Pressure piles up over speedy but secure traffic

Pressure to increase site performance tempts network managers to speed up secured transactions, but configuration issues could turn this action into an invitation to hackers.

Paddy McManus, general manager of internet traffic management Radware UK, said the growth of ecommerce means that vast amounts of valuable information passed through the public infrastructure of the internet.

"Network managers are in a Catch-22 situation. Internet users expect high levels of security but will not tolerate a reduction in website efficiency or transaction speed," he said. "With an SSL accelerator, website security does not sacrifice performance."

Critics question the safety of secure socket layer (SSL) accelerators or caches detached from the web server, saying that if used incorrectly on the network, they could impair site security.

Radware recently released an SSL accelerator, CertainT 100. According to the company, it speeds up online secured transactions while maintaining the safety of SSL. The product offloads SSL sessions from the web server and sends up to 20,000 transactions per second encrypted and decrypted back to the server.

Brian Gladman, security expert and former technical director at NATO, argued that an SSL accelerator directly on top of the web could be fairly safe.
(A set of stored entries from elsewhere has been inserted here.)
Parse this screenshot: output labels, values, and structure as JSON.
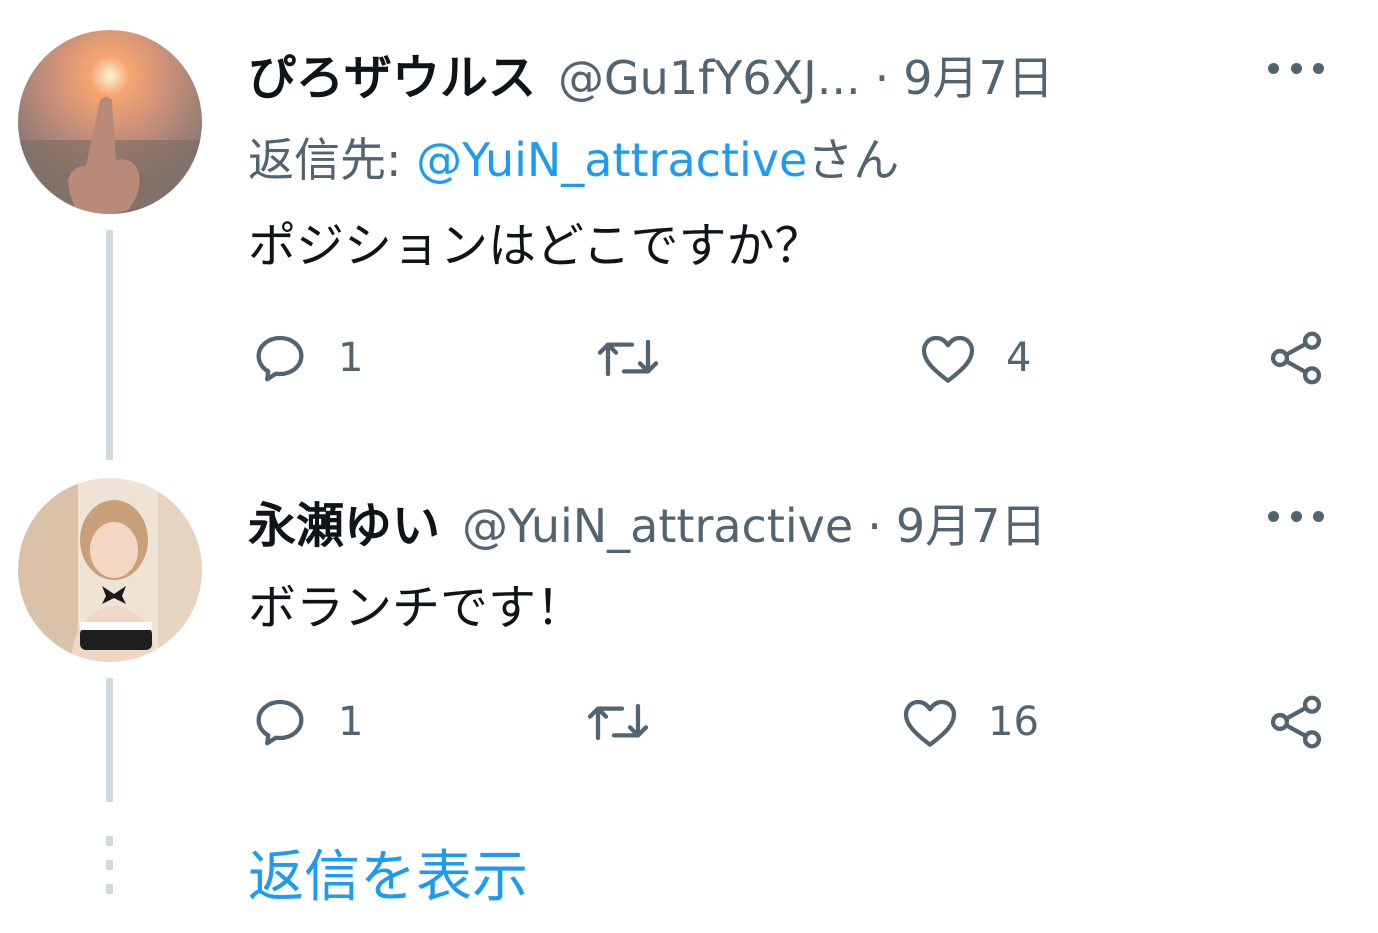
{
  "tweets": [
    {
      "display_name": "ぴろザウルス",
      "handle": "@Gu1fY6XJ...",
      "separator": "·",
      "date": "9月7日",
      "reply_to_prefix": "返信先: ",
      "reply_to_mention": "@YuiN_attractive",
      "reply_to_suffix": "さん",
      "text": "ポジションはどこですか？",
      "reply_count": "1",
      "like_count": "4"
    },
    {
      "display_name": "永瀬ゆい",
      "handle": "@YuiN_attractive",
      "separator": "·",
      "date": "9月7日",
      "text": "ボランチです！",
      "reply_count": "1",
      "like_count": "16"
    }
  ],
  "show_replies_label": "返信を表示",
  "colors": {
    "link": "#1d9bf0",
    "secondary_text": "#536471",
    "thread_line": "#cfd9de"
  },
  "icons": [
    "more-icon",
    "reply-icon",
    "retweet-icon",
    "like-icon",
    "share-icon"
  ]
}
However, if an accelerator was put into a separate cache or appliance, security would depend on the configuration of the network.

Gladman said: "Security can never be 100 per cent and a judgement must be made between the value of increased performance and risk added. Using it properly requires expertise, and some companies going into ecommerce may lack this."

Nick Bond, technical manager at Radware, admitted that there are two areas of security risk with SSL accelerators. The first is that traffic between accelerator and destination server is unencrypted, though it can contain sensitive information. The second is that information on the server, which is in plain HTML, could theoretically be accessed from a source other than the SSL accelerator path.

Bond suggested the use of SSL accelerators in series with the destination server, so that traffic can only reach servers via the accelerator. "This solves the second problem and reduces the first, but is not the most flexible of implementations," he said.

This is only a solution if servers are dedicated to supporting the secure protocol. Other connections, bypassing the SSL accelerator, could undermine the system's security.

Companies need a mixture of secure and insecure servers. This is not a problem for large organisations, but is unfeasible for smaller ones.

"Splitting the traffic is okay, provided the server behind the SSL accelerator is dedicated and only has connections that pass the accelerator," explained Gladman.

HOW TO REDUCE THE RISKS

• To protect unencrypted traffic, network managers should place the accelerator and web server director (WSD) close to the destination servers, preferably in a less public part of the network. Although this reduces risk, it is not a real fix.
• 
  
• To ensure plain HTML data on the unprotected server can only be reached via the SSL accelerator, network managers should use a WSD to secure the site. It intercepts traffic and sends https traffic to the accelerator, while other traffic is load balanced across the server farm. "A combination of these methods can reduce the risk," Radware's Bond said.